The Second Nuclear War
Tom Moore was an old man and thin, not frail, and he would not die. He had managed to survive the first nuclear war by luck and force of will. Cunning and movement. He was sure none of that would get him through the second one.
Unlike the first war, when all the bombs seemed to go off at once, and nobody knew which way to run, this time the explosions were intermittent, and he didn’t see anybody running in any direction at all. The gap had been about two years, he thought, but it was hard to say. No time, no clocks, no communication with other people. His watch broke but he still wore it out of habit.
The first war had plunged the country, as far as he could tell, into the abyss. The darkness. The void. Where once life had been defined by work and television entertainment, now it was circumscribed by the need for food and warmth.
Smoke and debris from NW I still drifted in the stratosphere, high above the clouds. An old news sheet he had read years ago said it would stay there for years, deflect the sun’s radiation, cool the surface temperature, and ruin the growing seasons. The article had been right. Food came from cans and packages he could still find. And America had brewed a lot of beer.
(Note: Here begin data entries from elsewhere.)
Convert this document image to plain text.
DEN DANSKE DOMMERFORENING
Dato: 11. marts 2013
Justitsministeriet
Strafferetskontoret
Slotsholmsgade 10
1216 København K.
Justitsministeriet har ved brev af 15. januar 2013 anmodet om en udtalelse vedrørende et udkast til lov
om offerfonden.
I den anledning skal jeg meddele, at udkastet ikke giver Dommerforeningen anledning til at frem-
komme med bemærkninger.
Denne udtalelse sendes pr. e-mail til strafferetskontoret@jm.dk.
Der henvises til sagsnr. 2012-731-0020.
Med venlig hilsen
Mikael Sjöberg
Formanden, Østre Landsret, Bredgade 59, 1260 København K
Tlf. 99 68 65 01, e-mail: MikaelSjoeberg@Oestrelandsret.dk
Corpses turned to skeletons; bones to dust. Cruel winds scattered atoms of unknown origin hither and yon. Everything living and not living had come from the earth, sea or sky, and was now making its way back. From mud. To mud.
~
Tom Moore was sitting in the shade of a tall building in a city he had seen on the horizon for what seemed eons. He had taken his time getting there. Walking. His hand shook as he raised a graham cracker to his dry mouth and bit. He washed it down with an old can of Budweiser he’d found in the hotel bar inside. He munched an olive. Today’s mission was some new clothes.
The air around him crackled bright white, blinding. Another one, he thought. He collapsed into fetal and started praying this wouldn’t be the one that lofted him into the stratosphere. The prayers had stopped working long ago, but he said them anyway, just in case.
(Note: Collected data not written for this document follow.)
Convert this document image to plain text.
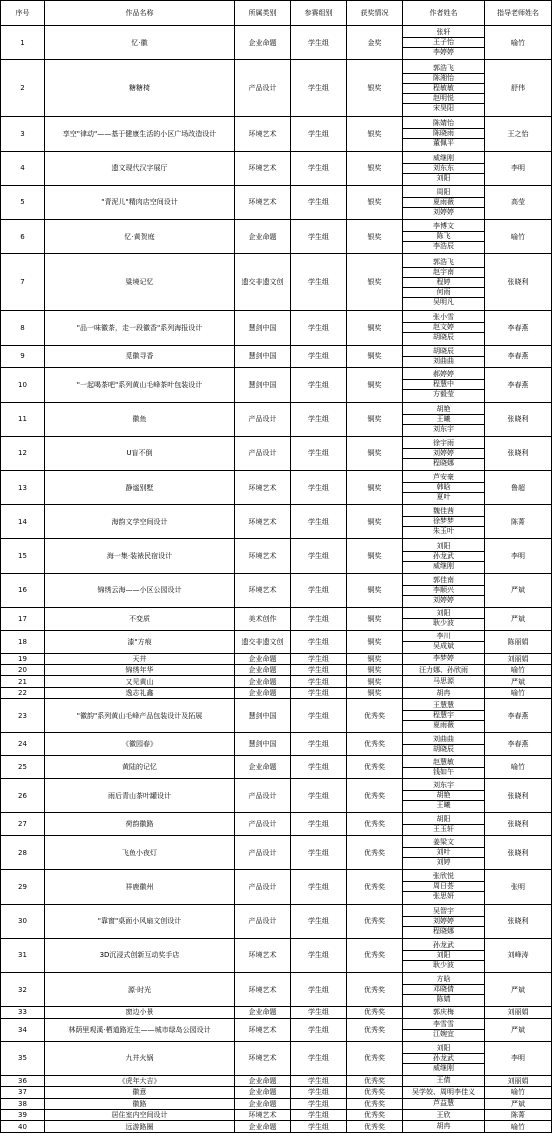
序号	作品名称	所属类别	参赛组别	获奖情况	作者姓名	指导老师姓名
1	忆·徽	企业命题	学生组	金奖	张轩
王子怡
李婷婷	喻竹
2	糖糖椅	产品设计	学生组	银奖	郭浩飞
陈湘怡
程敏敏
赵明悦
宋昊阳	舒伟
3	享空"律动"——基于健康生活的小区广场改造设计	环境艺术	学生组	银奖	陈婧怡
陈晓雨
董佩平	王之怡
4	遗文现代汉字展厅	环境艺术	学生组	银奖	威继刚
刘东东
刘阳	李明
5	"青泥儿"精肉店空间设计	环境艺术	学生组	银奖	周阳
夏雨薇
刘婷婷	高莹
6	忆·黄贺庭	企业命题	学生组	银奖	李博文
陈飞
李浩辰	喻竹
7	粱境记忆	遗交非遗文创	学生组	银奖	郭浩飞
赵宇南
程婷
何雨
吴明凡	张晓利
8	"品一味徽茶，走一段徽香"系列海报设计	慧剑中国	学生组	铜奖	张小雪
赵文婷
胡晓辰	李春燕
9	觅徽寻香	慧剑中国	学生组	铜奖	胡晓辰
刘曲曲	李春燕
10	"一起喝茶吧"系列黄山毛峰茶叶包装设计	慧剑中国	学生组	铜奖	郝婷婷
程慧中
方毅莹	李春燕
11	徽鱼	产品设计	学生组	铜奖	胡艳
王曦
刘东宇	张晓利
12	U盲不倒	产品设计	学生组	铜奖	徐宇雨
刘婷婷
程晓娜	张晓利
13	静谧别墅	环境艺术	学生组	铜奖	芦安豪
韩晗
夏叶	鲁超
14	海韵文学空间设计	环境艺术	学生组	铜奖	魏佳茜
徐梦梦
朱玉叶	陈菁
15	海一集·装裱民宿设计	环境艺术	学生组	铜奖	刘阳
孙龙武
威继刚	李明
16	锦绣云海——小区公园设计	环境艺术	学生组	铜奖	郭佳南
李顺兴
刘婷婷	严斌
17	不变质	美术创作	学生组	铜奖	刘阳
耿少波	严斌
18	漆"方痕	遗交非遗文创	学生组	铜奖	李川
吴成斌	陈丽娟
19	天井	企业命题	学生组	铜奖	李梦婷	刘丽娟
20	锦绣年华	企业命题	学生组	铜奖	汪力娜、孙欣雨	喻竹
21	又见黄山	企业命题	学生组	铜奖	马思源	严斌
22	逸志礼鑫	企业命题	学生组	铜奖	胡冉	喻竹
23	"徽韵"系列黄山毛峰产品包装设计及拓展	慧剑中国	学生组	优秀奖	王慧慧
程慧宇
夏雨薇	李春燕
24	《徽园春》	慧剑中国	学生组	优秀奖	刘曲曲
胡晓辰	李春燕
25	黄陆的记忆	企业命题	学生组	优秀奖	赵慧敏
钱如午	喻竹
26	雨后青山茶叶罐设计	产品设计	学生组	优秀奖	刘东宇
胡艳
王曦	张晓利
27	荷韵徽路	产品设计	学生组	优秀奖	胡阳
王玉轩	张晓利
28	飞鱼小夜灯	产品设计	学生组	优秀奖	姜梁文
刘叶
刘婷	张晓利
29	祥鹿徽州	产品设计	学生组	优秀奖	张欣悦
周日荟
张思妍	张明
30	"靠窗"桌面小风扇文创设计	产品设计	学生组	优秀奖	吴智宇
刘婷婷
程晓娜	张晓利
31	3D沉浸式创新互动奖手店	环境艺术	学生组	优秀奖	孙龙武
刘阳
耿少波	刘峰涛
32	源·时光	环境艺术	学生组	优秀奖	方晗
邓晓倩
陈婧	严斌
33	窗边小景	企业命题	学生组	优秀奖	郭庆梅	刘丽娟
34	林荫里观溪·栖道路近生——城市绿岛公园设计	环境艺术	学生组	优秀奖	李雪雪
江婉宜	严斌
35	九井火锅	环境艺术	学生组	优秀奖	刘阳
孙龙武
威继刚	李明
36	《虎年大吉》	企业命题	学生组	优秀奖	王倩	刘丽娟
37	徽意	企业命题	学生组	优秀奖	吴学姣、周明李佳义	喻竹
38	徽路	企业命题	学生组	优秀奖	芦益慧	严斌
39	居住室内空间设计	环境艺术	学生组	优秀奖	王欣	陈菁
40	远游路圈	企业命题	学生组	优秀奖	胡冉	喻竹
The light faded but the sound had not yet reached him, nor the wind that was sure to come. He had been through so many of these.
The wind gave flight to a car that flew through the opening between two buildings and detonated it against a limestone block wall on the other side of the street from Tom’s position. Pieces launched in every direction, bouncing off the ground and zinging down the street, scratching the walls of buildings, and flying straight up. The motor crashed back to earth fully sixty seconds after its liberation from the chassis, burying itself six feet into the pavement, blasting concrete and asphalt, rocks and substrate in every direction.
Prostrate on his belly now, Tom screamed, but no one heard him. He was alone.
The sound of the bomb came through the same opening in the buildings as the car, and the wind blew with the ferociousness of a thousand hurricanes. Blood filled Tom’s ears and ran down the sides of his stubbled face, dripped off the end of his nose and pooled on the sidewalk.
He was still alive.
Tom peaked briefly around the corner to see the now familiar mushroom cloud rise up and dominate the skyscrapers below. He never looked at them for too long.
All sound faded away. And light, too, as the smoke from fires rose in the column of the cloud and blotted out a gray sun. He gulped the remainder of his beer, ate the cracker, and fled down the street looking for a men’s clothing store.